Well, at least one of them is enjoying the honeymoon, and that person is my father, Lawrence Thomas Joseph Walsh, or to those who know him, Bud. And here I’m referring to the Houghton Lake pit stop, part of what he refers to as the “honeymoon journey.” Says Dad, years later: “Of course, I had to test the lake for fish.”
And so it was he purchased a Michigan fishing licence, got some bait, rented a boat and took his bride out on the water. In no time at all, he caught a “fair-sized” fish. As Dad remembers the incident, it was either a pike or a walleye (or a “pickerel,” in deference to his northern Ontario vocabulary). Whichever the case, he claims to not know. And for that, the blame apparently rests with my mother. “I really didn’t get a look at it after I told her to get it with the fishing net,” says Dad. “She got it—clubbed it right off the hook with two good hits to the head.”
I only tell this story now for two reasons. First, it helps establish my own piscatorial pedigree—I came along just two years later. The way I see it, if you have a father who had the stones to drag his poor bride out fishing on their honeymoon, the odds are high you’ll be baiting a hook as soon as you’re old enough to be left alone with sharp things. In short, it was all but inevitable I would become an angler.
The second reason is to show that when it comes to fishing, storytelling and good old-fashioned ribbing, Dad takes no prisoners. More than 50 years have passed since Mom allegedly lost that fish, and he continues to tease her about it. “I think I still have that bent net frame,” he says, “for hysterical purposes.”
And on and on go Dad’s famous, ever-evolving tales. Another one of my favourites is the story of the giant muskie that mysteriously escaped his clutches, despite being chained to an oarlock. Dad was living in Elliot Lake at the time, and that yarn earned him a headline in the local paper: Muskie Makes Like Houdini.

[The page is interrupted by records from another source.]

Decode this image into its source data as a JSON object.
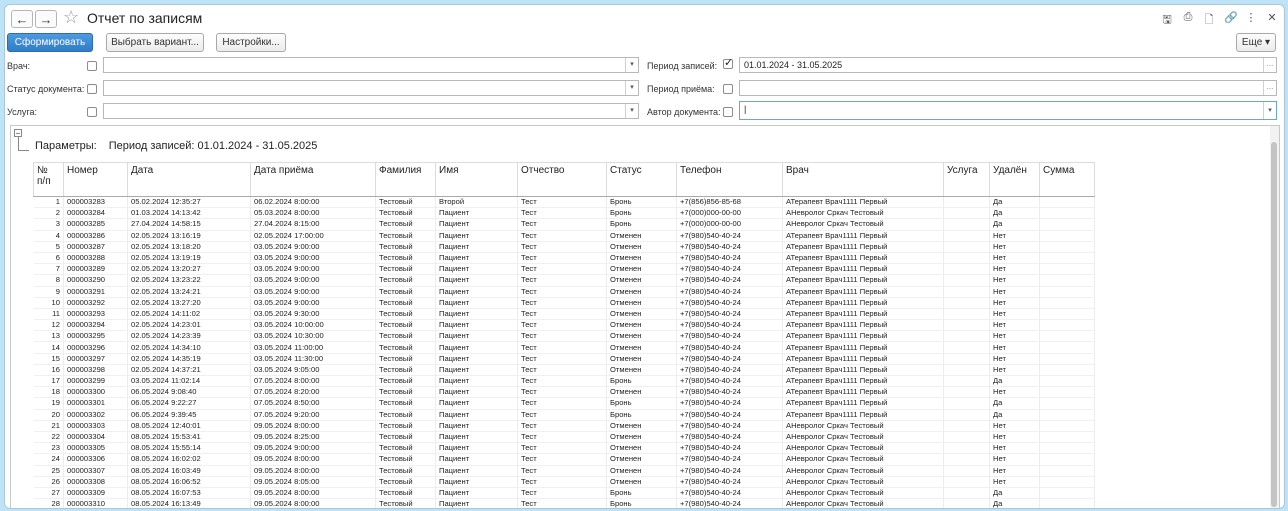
{
  "window": {
    "title": "Отчет по записям"
  },
  "toolbar": {
    "generate": "Сформировать",
    "choose_variant": "Выбрать вариант...",
    "settings": "Настройки...",
    "more": "Еще"
  },
  "filters": {
    "doctor": {
      "label": "Врач:",
      "checked": false,
      "value": ""
    },
    "doc_status": {
      "label": "Статус документа:",
      "checked": false,
      "value": ""
    },
    "service": {
      "label": "Услуга:",
      "checked": false,
      "value": ""
    },
    "record_period": {
      "label": "Период записей:",
      "checked": true,
      "value": "01.01.2024 - 31.05.2025"
    },
    "appointment_period": {
      "label": "Период приёма:",
      "checked": false,
      "value": ""
    },
    "doc_author": {
      "label": "Автор документа:",
      "checked": false,
      "value": "|"
    }
  },
  "report": {
    "params_label": "Параметры:",
    "params_value": "Период записей: 01.01.2024 - 31.05.2025",
    "columns": [
      "№\nп/п",
      "Номер",
      "Дата",
      "Дата приёма",
      "Фамилия",
      "Имя",
      "Отчество",
      "Статус",
      "Телефон",
      "Врач",
      "Услуга",
      "Удалён",
      "Сумма"
    ],
    "rows": [
      [
        "1",
        "000003283",
        "05.02.2024 12:35:27",
        "06.02.2024 8:00:00",
        "Тестовый",
        "Второй",
        "Тест",
        "Бронь",
        "+7(856)856-85-68",
        "АТерапевт Врач1111 Первый",
        "",
        "Да",
        ""
      ],
      [
        "2",
        "000003284",
        "01.03.2024 14:13:42",
        "05.03.2024 8:00:00",
        "Тестовый",
        "Пациент",
        "Тест",
        "Бронь",
        "+7(000)000-00-00",
        "АНевролог Сркач Тестовый",
        "",
        "Да",
        ""
      ],
      [
        "3",
        "000003285",
        "27.04.2024 14:58:15",
        "27.04.2024 8:15:00",
        "Тестовый",
        "Пациент",
        "Тест",
        "Бронь",
        "+7(000)000-00-00",
        "АНевролог Сркач Тестовый",
        "",
        "Да",
        ""
      ],
      [
        "4",
        "000003286",
        "02.05.2024 13:16:19",
        "02.05.2024 17:00:00",
        "Тестовый",
        "Пациент",
        "Тест",
        "Отменен",
        "+7(980)540-40-24",
        "АТерапевт Врач1111 Первый",
        "",
        "Нет",
        ""
      ],
      [
        "5",
        "000003287",
        "02.05.2024 13:18:20",
        "03.05.2024 9:00:00",
        "Тестовый",
        "Пациент",
        "Тест",
        "Отменен",
        "+7(980)540-40-24",
        "АТерапевт Врач1111 Первый",
        "",
        "Нет",
        ""
      ],
      [
        "6",
        "000003288",
        "02.05.2024 13:19:19",
        "03.05.2024 9:00:00",
        "Тестовый",
        "Пациент",
        "Тест",
        "Отменен",
        "+7(980)540-40-24",
        "АТерапевт Врач1111 Первый",
        "",
        "Нет",
        ""
      ],
      [
        "7",
        "000003289",
        "02.05.2024 13:20:27",
        "03.05.2024 9:00:00",
        "Тестовый",
        "Пациент",
        "Тест",
        "Отменен",
        "+7(980)540-40-24",
        "АТерапевт Врач1111 Первый",
        "",
        "Нет",
        ""
      ],
      [
        "8",
        "000003290",
        "02.05.2024 13:23:22",
        "03.05.2024 9:00:00",
        "Тестовый",
        "Пациент",
        "Тест",
        "Отменен",
        "+7(980)540-40-24",
        "АТерапевт Врач1111 Первый",
        "",
        "Нет",
        ""
      ],
      [
        "9",
        "000003291",
        "02.05.2024 13:24:21",
        "03.05.2024 9:00:00",
        "Тестовый",
        "Пациент",
        "Тест",
        "Отменен",
        "+7(980)540-40-24",
        "АТерапевт Врач1111 Первый",
        "",
        "Нет",
        ""
      ],
      [
        "10",
        "000003292",
        "02.05.2024 13:27:20",
        "03.05.2024 9:00:00",
        "Тестовый",
        "Пациент",
        "Тест",
        "Отменен",
        "+7(980)540-40-24",
        "АТерапевт Врач1111 Первый",
        "",
        "Нет",
        ""
      ],
      [
        "11",
        "000003293",
        "02.05.2024 14:11:02",
        "03.05.2024 9:30:00",
        "Тестовый",
        "Пациент",
        "Тест",
        "Отменен",
        "+7(980)540-40-24",
        "АТерапевт Врач1111 Первый",
        "",
        "Нет",
        ""
      ],
      [
        "12",
        "000003294",
        "02.05.2024 14:23:01",
        "03.05.2024 10:00:00",
        "Тестовый",
        "Пациент",
        "Тест",
        "Отменен",
        "+7(980)540-40-24",
        "АТерапевт Врач1111 Первый",
        "",
        "Нет",
        ""
      ],
      [
        "13",
        "000003295",
        "02.05.2024 14:23:39",
        "03.05.2024 10:30:00",
        "Тестовый",
        "Пациент",
        "Тест",
        "Отменен",
        "+7(980)540-40-24",
        "АТерапевт Врач1111 Первый",
        "",
        "Нет",
        ""
      ],
      [
        "14",
        "000003296",
        "02.05.2024 14:34:10",
        "03.05.2024 11:00:00",
        "Тестовый",
        "Пациент",
        "Тест",
        "Отменен",
        "+7(980)540-40-24",
        "АТерапевт Врач1111 Первый",
        "",
        "Нет",
        ""
      ],
      [
        "15",
        "000003297",
        "02.05.2024 14:35:19",
        "03.05.2024 11:30:00",
        "Тестовый",
        "Пациент",
        "Тест",
        "Отменен",
        "+7(980)540-40-24",
        "АТерапевт Врач1111 Первый",
        "",
        "Нет",
        ""
      ],
      [
        "16",
        "000003298",
        "02.05.2024 14:37:21",
        "03.05.2024 9:05:00",
        "Тестовый",
        "Пациент",
        "Тест",
        "Отменен",
        "+7(980)540-40-24",
        "АТерапевт Врач1111 Первый",
        "",
        "Нет",
        ""
      ],
      [
        "17",
        "000003299",
        "03.05.2024 11:02:14",
        "07.05.2024 8:00:00",
        "Тестовый",
        "Пациент",
        "Тест",
        "Бронь",
        "+7(980)540-40-24",
        "АТерапевт Врач1111 Первый",
        "",
        "Да",
        ""
      ],
      [
        "18",
        "000003300",
        "06.05.2024 9:08:40",
        "07.05.2024 8:20:00",
        "Тестовый",
        "Пациент",
        "Тест",
        "Отменен",
        "+7(980)540-40-24",
        "АТерапевт Врач1111 Первый",
        "",
        "Нет",
        ""
      ],
      [
        "19",
        "000003301",
        "06.05.2024 9:22:27",
        "07.05.2024 8:50:00",
        "Тестовый",
        "Пациент",
        "Тест",
        "Бронь",
        "+7(980)540-40-24",
        "АТерапевт Врач1111 Первый",
        "",
        "Да",
        ""
      ],
      [
        "20",
        "000003302",
        "06.05.2024 9:39:45",
        "07.05.2024 9:20:00",
        "Тестовый",
        "Пациент",
        "Тест",
        "Бронь",
        "+7(980)540-40-24",
        "АТерапевт Врач1111 Первый",
        "",
        "Да",
        ""
      ],
      [
        "21",
        "000003303",
        "08.05.2024 12:40:01",
        "09.05.2024 8:00:00",
        "Тестовый",
        "Пациент",
        "Тест",
        "Отменен",
        "+7(980)540-40-24",
        "АНевролог Сркач Тестовый",
        "",
        "Нет",
        ""
      ],
      [
        "22",
        "000003304",
        "08.05.2024 15:53:41",
        "09.05.2024 8:25:00",
        "Тестовый",
        "Пациент",
        "Тест",
        "Отменен",
        "+7(980)540-40-24",
        "АНевролог Сркач Тестовый",
        "",
        "Нет",
        ""
      ],
      [
        "23",
        "000003305",
        "08.05.2024 15:55:14",
        "09.05.2024 9:00:00",
        "Тестовый",
        "Пациент",
        "Тест",
        "Отменен",
        "+7(980)540-40-24",
        "АНевролог Сркач Тестовый",
        "",
        "Нет",
        ""
      ],
      [
        "24",
        "000003306",
        "08.05.2024 16:02:02",
        "09.05.2024 8:00:00",
        "Тестовый",
        "Пациент",
        "Тест",
        "Отменен",
        "+7(980)540-40-24",
        "АНевролог Сркач Тестовый",
        "",
        "Нет",
        ""
      ],
      [
        "25",
        "000003307",
        "08.05.2024 16:03:49",
        "09.05.2024 8:00:00",
        "Тестовый",
        "Пациент",
        "Тест",
        "Отменен",
        "+7(980)540-40-24",
        "АНевролог Сркач Тестовый",
        "",
        "Нет",
        ""
      ],
      [
        "26",
        "000003308",
        "08.05.2024 16:06:52",
        "09.05.2024 8:05:00",
        "Тестовый",
        "Пациент",
        "Тест",
        "Отменен",
        "+7(980)540-40-24",
        "АНевролог Сркач Тестовый",
        "",
        "Нет",
        ""
      ],
      [
        "27",
        "000003309",
        "08.05.2024 16:07:53",
        "09.05.2024 8:00:00",
        "Тестовый",
        "Пациент",
        "Тест",
        "Бронь",
        "+7(980)540-40-24",
        "АНевролог Сркач Тестовый",
        "",
        "Да",
        ""
      ],
      [
        "28",
        "000003310",
        "08.05.2024 16:13:49",
        "09.05.2024 8:00:00",
        "Тестовый",
        "Пациент",
        "Тест",
        "Бронь",
        "+7(980)540-40-24",
        "АНевролог Сркач Тестовый",
        "",
        "Да",
        ""
      ]
    ]
  }
}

No, the only thing missing from his repertoire—garnered from a lifetime of fishing practically every place worth fishing in Ontario—was a remote fly-in adventure, something he’d long been itching to scratch off his to-do wish list. Then last June came the invitation for the two of us to go fishing at northern Saskatchewan’s Milton Lake Lodge. In his 77th year on the planet, Dad was finally going to fulfill his fly-in fantasy.

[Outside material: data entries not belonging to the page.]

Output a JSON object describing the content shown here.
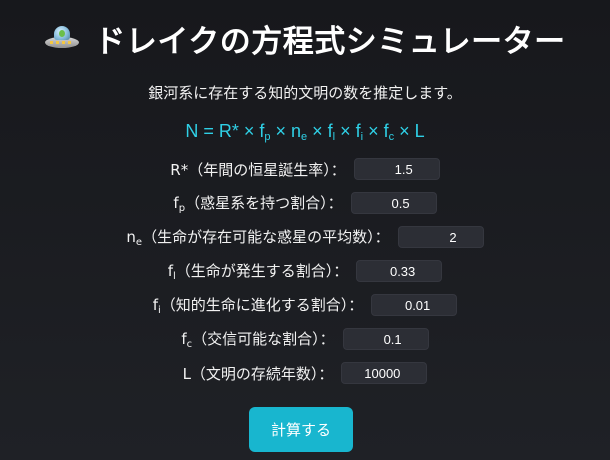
{
  "header": {
    "icon": "ufo-icon",
    "title": "ドレイクの方程式シミュレーター"
  },
  "description": "銀河系に存在する知的文明の数を推定します。",
  "equation": {
    "prefix": "N = R* × f",
    "fp_sub": "p",
    "mid1": " × n",
    "ne_sub": "e",
    "mid2": " × f",
    "fl_sub": "l",
    "mid3": " × f",
    "fi_sub": "i",
    "mid4": " × f",
    "fc_sub": "c",
    "suffix": " × L"
  },
  "params": {
    "rstar": {
      "label": "R*（年間の恒星誕生率）：",
      "value": "1.5"
    },
    "fp": {
      "label_base": "f",
      "label_sub": "p",
      "label_rest": "（惑星系を持つ割合）：",
      "value": "0.5"
    },
    "ne": {
      "label_base": "n",
      "label_sub": "e",
      "label_rest": "（生命が存在可能な惑星の平均数）：",
      "value": "2"
    },
    "fl": {
      "label_base": "f",
      "label_sub": "l",
      "label_rest": "（生命が発生する割合）：",
      "value": "0.33"
    },
    "fi": {
      "label_base": "f",
      "label_sub": "i",
      "label_rest": "（知的生命に進化する割合）：",
      "value": "0.01"
    },
    "fc": {
      "label_base": "f",
      "label_sub": "c",
      "label_rest": "（交信可能な割合）：",
      "value": "0.1"
    },
    "L": {
      "label": "L（文明の存続年数）：",
      "value": "10000"
    }
  },
  "button": {
    "calculate_label": "計算する"
  },
  "colors": {
    "background": "#1b1c21",
    "accent": "#18b6cf",
    "equation": "#2fd0e6",
    "input_bg": "#2c2e35"
  }
}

And secure an entirely new treasure trove of tall tales in the process.
I’m not particularly keen on backtracking, returning to far-flung destinations I’ve already written about—there are just too many great places to go fishing across Canada, and not near enough time to visit them all as it is. But for remote Milton Lake, lying just 44 kilometres south of the N.W.T. border, I was happy to make an exception.
For one thing, the lodge had been closed for two seasons, and this after only being opened for four seasons before that. I visited during the first summer of operation, in 2005, with only the second group of guests to have ever fished the lake’s pristine waters. The catching was phenomenal. Even though I spent a good chunk of my four days pursuing a monster of a pike I’d dubbed “Old Milty,” I still handily caught some 70 fish, including quite a few northern pike surpassing the 40-inch trophy threshold and one beast of a lake trout, my personal best, weighing in at almost 38 pounds.

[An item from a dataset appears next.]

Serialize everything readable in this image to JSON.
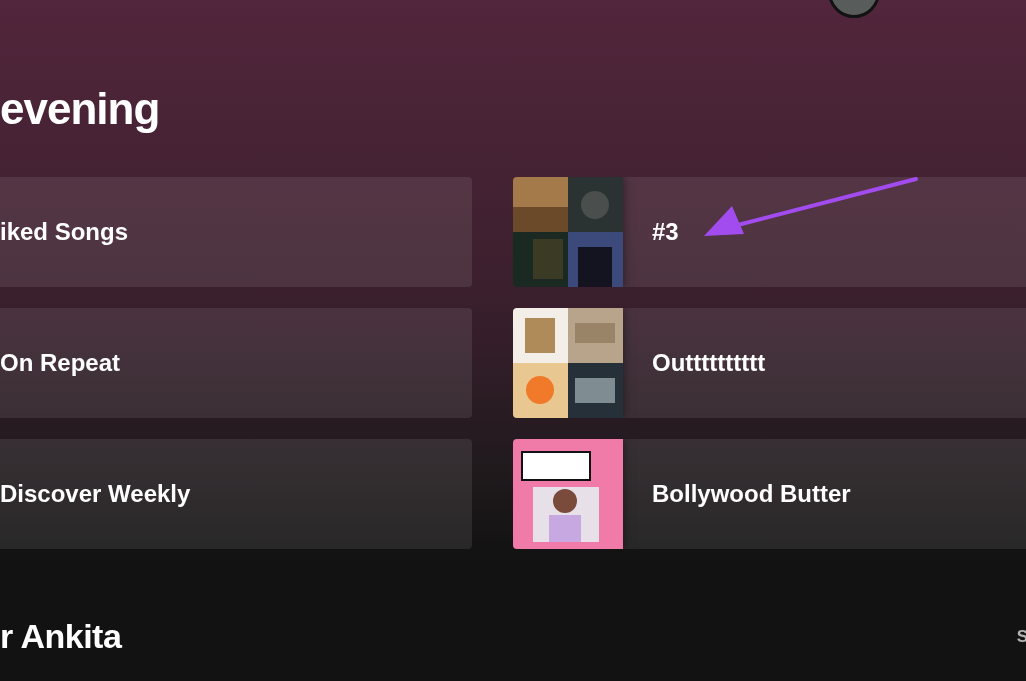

So, yes, I was happy to make an exception—especially since the fish had been resting for a good two years and had surely forgotten what a lure looked like. I also knew what to expect in terms of the lodge’s top-drawer amenities, from the comfortable private bedrooms to the tastefully appointed main lodge to the spacious Lund Outfitters and their peppy 40-horse Yamahas. As well, I was assured the meals would be right up Dad’s alley: lots of steak and fresh fish, and plenty of fancy desserts. I wanted everything to be perfect for his first-ever fly-in, and Milton fit the bill, right down to the dramatic subarctic landscape of stunted black spruce and ancient Precambrian bedrock. And, as serendipity would have it, our time on the water would coincide with Father’s Day.